Customer Journey Mapping- More than Great Touchpoints

This means that when making a journey map, every touchpoint will have multiple channels. In order to have a broader view of the whole story, every channel must then be mapped. Measuring a channel in isolation, will only tell you a fraction of the story of what your client experiences. Visualizing all touchpoints in a customer journey per channel means that you might end up with up to 100 to 140 touchpoints per journey map and you will have a greater overview of the story.
In 2017, our founder Danny Peters (link to about us page) worked together with Natuurmonumenten, an organization that buys, protects and manages nature reserves in The Netherlands. He mapped the experience of visitors to a natural park. The ultimate goal of the organization was to promote the membership program and for which Customer Experience was the key. At the beginning, the team from Natuurmonumenten thought they only had 3 channels with the respective touchpoints for visiting an information center in the park: the website, the center itself and the app. After a full day workshop, we were able to map 19 channels, all of them linked to each other. For example, the visitor read the magazine, looked for the address on the website, called to make a reservation for an activity, had contact at the reception, talked to a park ranger and even checked their mobile phone for the nearest restaurant for after the activity. With these insights in mind, they were able to re-design the journey through optimizing and synchronizing the channels, which made it easier for the visitor to find the information, book an activity, and even find a discount for the nearest restaurant.

Reverse Engineering

Basically, a customer journey map is a representation or model of all the touchpoints where customers come into contact with your company, online or off. You might then proceed with identifying moments of truth and after that implement improvement ideas. However, this approach as helpful as it might seem might get you caught up in loose, individual, incremental improvements. Reverse thinking on the other hand, requires greater ambition. Instead of improving loose touchpoints in the intent of working towards the desired customer experience, reverse thinking redesigns the entire journey based on the client’s perspective. This may mean eliminating touchpoints and changing your entire operating system in the delivery of the experience. This gives you the chance to nail 100% of the experience instead of improving 15% in an individual touchpoint.

Reverse Thinking and Engineering from Conexperience

Reverse Thinking and Engineering

The biggest challenge of this exercise is employees and managers usually get trapped discussing about internal processes and KPI’s and tend to think “this would be too expensive to implement”. They think about how things worked out today, rather than what customer onboarding and retention really means to the customer, and what the customer really wants. They struggle to think like the customer, to really understand the goals of the customer in their everyday personal or business lives, and how they want to experience services.

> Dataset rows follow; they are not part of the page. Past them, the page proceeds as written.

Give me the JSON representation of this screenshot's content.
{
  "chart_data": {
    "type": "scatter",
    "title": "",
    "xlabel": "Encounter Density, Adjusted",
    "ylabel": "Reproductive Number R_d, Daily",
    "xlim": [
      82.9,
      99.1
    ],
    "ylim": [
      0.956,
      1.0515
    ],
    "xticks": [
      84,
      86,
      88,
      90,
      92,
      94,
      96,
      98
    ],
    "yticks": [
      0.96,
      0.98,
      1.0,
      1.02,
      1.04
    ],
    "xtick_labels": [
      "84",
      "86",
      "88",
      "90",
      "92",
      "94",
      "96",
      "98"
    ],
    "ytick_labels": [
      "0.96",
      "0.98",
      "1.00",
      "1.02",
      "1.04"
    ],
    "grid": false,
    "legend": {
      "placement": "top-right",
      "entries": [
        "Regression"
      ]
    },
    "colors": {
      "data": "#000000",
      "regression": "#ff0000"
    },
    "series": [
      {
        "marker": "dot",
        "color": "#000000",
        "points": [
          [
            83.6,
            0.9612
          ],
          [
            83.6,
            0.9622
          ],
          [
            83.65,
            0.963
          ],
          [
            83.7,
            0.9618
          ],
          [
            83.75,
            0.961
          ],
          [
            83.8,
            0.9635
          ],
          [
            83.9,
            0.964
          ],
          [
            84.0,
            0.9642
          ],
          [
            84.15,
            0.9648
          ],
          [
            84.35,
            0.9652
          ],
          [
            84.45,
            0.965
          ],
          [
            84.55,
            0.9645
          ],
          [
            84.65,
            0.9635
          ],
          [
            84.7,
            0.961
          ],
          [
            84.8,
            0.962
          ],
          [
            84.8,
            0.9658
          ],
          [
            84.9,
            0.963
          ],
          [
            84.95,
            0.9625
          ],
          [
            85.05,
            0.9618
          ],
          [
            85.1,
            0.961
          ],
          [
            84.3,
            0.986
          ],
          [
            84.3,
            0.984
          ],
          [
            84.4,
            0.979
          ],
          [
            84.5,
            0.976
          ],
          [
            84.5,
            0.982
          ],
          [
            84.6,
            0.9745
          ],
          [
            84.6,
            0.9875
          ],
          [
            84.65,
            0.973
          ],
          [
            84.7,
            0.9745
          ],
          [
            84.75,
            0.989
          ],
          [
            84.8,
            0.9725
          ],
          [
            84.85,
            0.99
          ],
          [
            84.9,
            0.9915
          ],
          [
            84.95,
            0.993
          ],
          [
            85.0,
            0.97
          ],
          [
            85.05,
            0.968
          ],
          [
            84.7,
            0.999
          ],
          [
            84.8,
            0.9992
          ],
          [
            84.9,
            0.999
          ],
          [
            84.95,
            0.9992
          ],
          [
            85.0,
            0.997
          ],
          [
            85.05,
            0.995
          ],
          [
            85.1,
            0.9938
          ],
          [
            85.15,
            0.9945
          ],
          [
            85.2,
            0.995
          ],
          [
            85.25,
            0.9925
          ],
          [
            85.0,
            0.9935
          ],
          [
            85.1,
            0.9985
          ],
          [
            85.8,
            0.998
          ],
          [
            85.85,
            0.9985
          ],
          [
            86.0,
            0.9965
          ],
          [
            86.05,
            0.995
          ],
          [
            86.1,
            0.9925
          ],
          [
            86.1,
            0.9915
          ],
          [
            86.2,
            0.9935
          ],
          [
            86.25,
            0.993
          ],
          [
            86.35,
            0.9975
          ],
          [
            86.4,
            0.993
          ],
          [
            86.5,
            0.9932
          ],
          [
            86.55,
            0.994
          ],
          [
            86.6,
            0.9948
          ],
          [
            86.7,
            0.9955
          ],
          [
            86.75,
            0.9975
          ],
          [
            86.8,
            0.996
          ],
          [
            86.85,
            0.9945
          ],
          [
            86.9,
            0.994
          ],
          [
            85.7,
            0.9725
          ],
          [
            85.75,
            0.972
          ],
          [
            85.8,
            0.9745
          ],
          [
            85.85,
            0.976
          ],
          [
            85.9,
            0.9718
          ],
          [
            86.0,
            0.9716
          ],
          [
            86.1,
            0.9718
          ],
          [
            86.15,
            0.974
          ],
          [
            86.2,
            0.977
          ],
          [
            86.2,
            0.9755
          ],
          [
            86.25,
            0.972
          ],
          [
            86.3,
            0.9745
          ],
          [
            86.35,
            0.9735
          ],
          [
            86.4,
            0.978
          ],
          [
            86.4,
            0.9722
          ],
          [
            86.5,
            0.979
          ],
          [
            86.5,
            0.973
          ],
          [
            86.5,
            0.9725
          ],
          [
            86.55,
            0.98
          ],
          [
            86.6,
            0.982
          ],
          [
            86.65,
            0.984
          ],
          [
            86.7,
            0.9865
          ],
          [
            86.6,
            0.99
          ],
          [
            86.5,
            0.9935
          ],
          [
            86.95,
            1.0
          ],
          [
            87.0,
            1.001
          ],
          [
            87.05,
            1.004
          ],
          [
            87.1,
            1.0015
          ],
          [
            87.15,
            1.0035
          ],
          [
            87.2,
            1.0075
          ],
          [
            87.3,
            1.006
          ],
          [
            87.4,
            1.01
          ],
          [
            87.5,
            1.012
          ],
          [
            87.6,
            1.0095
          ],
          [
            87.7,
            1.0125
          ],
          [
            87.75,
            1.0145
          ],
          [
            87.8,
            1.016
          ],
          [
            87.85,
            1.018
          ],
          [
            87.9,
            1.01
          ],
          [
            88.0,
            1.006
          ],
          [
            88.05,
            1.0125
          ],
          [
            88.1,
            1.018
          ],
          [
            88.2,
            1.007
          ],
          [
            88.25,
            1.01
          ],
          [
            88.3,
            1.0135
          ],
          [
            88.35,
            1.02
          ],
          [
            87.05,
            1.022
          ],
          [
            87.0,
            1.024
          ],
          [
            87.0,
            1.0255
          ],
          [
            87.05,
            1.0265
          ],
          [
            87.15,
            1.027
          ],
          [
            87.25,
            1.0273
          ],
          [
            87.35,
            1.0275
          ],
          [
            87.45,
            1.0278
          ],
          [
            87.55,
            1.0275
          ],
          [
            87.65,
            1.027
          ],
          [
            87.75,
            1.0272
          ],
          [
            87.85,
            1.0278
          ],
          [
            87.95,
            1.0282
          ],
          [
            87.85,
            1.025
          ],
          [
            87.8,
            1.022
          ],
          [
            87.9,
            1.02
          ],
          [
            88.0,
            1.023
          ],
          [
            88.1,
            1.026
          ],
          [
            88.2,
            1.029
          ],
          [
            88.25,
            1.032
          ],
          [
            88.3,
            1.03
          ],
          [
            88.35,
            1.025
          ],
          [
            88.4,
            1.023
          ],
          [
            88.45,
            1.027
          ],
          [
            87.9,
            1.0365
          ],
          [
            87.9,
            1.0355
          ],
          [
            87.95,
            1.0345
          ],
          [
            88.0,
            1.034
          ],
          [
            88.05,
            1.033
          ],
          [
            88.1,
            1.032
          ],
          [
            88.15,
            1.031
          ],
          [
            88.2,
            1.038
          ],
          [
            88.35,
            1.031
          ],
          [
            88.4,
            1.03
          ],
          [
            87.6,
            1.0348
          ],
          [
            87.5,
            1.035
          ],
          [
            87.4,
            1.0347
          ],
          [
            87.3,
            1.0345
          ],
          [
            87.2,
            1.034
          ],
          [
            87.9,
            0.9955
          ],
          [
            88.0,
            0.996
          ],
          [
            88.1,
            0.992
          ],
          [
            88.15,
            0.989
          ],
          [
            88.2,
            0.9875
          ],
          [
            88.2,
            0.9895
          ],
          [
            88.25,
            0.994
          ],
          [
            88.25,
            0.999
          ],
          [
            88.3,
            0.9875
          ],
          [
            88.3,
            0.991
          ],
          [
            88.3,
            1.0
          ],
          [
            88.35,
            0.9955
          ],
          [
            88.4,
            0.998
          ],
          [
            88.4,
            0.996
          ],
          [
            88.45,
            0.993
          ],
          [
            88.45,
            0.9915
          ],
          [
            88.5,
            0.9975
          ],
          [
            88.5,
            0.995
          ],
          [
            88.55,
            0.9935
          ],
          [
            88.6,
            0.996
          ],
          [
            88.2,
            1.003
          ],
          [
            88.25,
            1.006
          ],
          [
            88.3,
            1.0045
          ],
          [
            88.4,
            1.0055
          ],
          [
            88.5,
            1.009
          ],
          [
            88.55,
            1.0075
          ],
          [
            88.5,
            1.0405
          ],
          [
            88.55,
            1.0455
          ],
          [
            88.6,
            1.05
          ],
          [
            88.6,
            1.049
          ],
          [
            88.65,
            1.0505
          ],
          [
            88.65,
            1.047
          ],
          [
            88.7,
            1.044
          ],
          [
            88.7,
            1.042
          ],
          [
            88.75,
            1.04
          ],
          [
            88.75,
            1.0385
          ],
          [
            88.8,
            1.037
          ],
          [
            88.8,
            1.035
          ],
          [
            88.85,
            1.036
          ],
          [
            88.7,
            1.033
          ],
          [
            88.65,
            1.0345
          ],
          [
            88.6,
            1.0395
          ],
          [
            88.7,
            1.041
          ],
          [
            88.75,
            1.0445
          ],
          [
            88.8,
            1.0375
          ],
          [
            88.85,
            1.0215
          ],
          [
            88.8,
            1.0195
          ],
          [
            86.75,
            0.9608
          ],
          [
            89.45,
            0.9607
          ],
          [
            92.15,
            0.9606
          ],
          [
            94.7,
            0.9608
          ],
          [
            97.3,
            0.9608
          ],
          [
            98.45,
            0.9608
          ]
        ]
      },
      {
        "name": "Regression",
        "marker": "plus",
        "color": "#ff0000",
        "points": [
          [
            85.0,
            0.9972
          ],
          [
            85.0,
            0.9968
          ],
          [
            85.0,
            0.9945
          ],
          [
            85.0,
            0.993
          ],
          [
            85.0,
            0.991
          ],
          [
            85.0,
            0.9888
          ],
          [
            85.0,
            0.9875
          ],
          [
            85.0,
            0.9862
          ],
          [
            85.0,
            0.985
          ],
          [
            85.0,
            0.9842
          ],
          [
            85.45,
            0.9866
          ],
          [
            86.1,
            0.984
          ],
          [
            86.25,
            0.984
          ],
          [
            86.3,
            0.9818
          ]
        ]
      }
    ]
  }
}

By analyzing customer journeys in reverse, companies can pinpoint the operational improvements that will have the greatest effect on customer experience. At a multinational in Europe, our founder and also founder at Conexperience, Danny Peters, designed a complete journey for a new app that is to track the movement of elderly and notify family members for any unanticipated moves. With the Customer Journey 6 step methodology on which Milkymap is inspired, it was possible to get stakeholders and customers in one room and design all the micro moments in a timeline, including needs and channels. The targeted emotions were also mapped, so that the communication could be built per episode of the journey. After the journey was ready and validated, it was time to translate the micro moments into user stories, which was picked up by the Scrum teams. They could easily relate the functionalities to be built in the customer journey and the emotions and communications designed based on the needs of the customer. 100% customer centered.
With these tips, you’ll be sure to be heading in the correct direction and take the right approach to achieve a customer centered operating model and most of all, a company that is loved both by your employees and customers.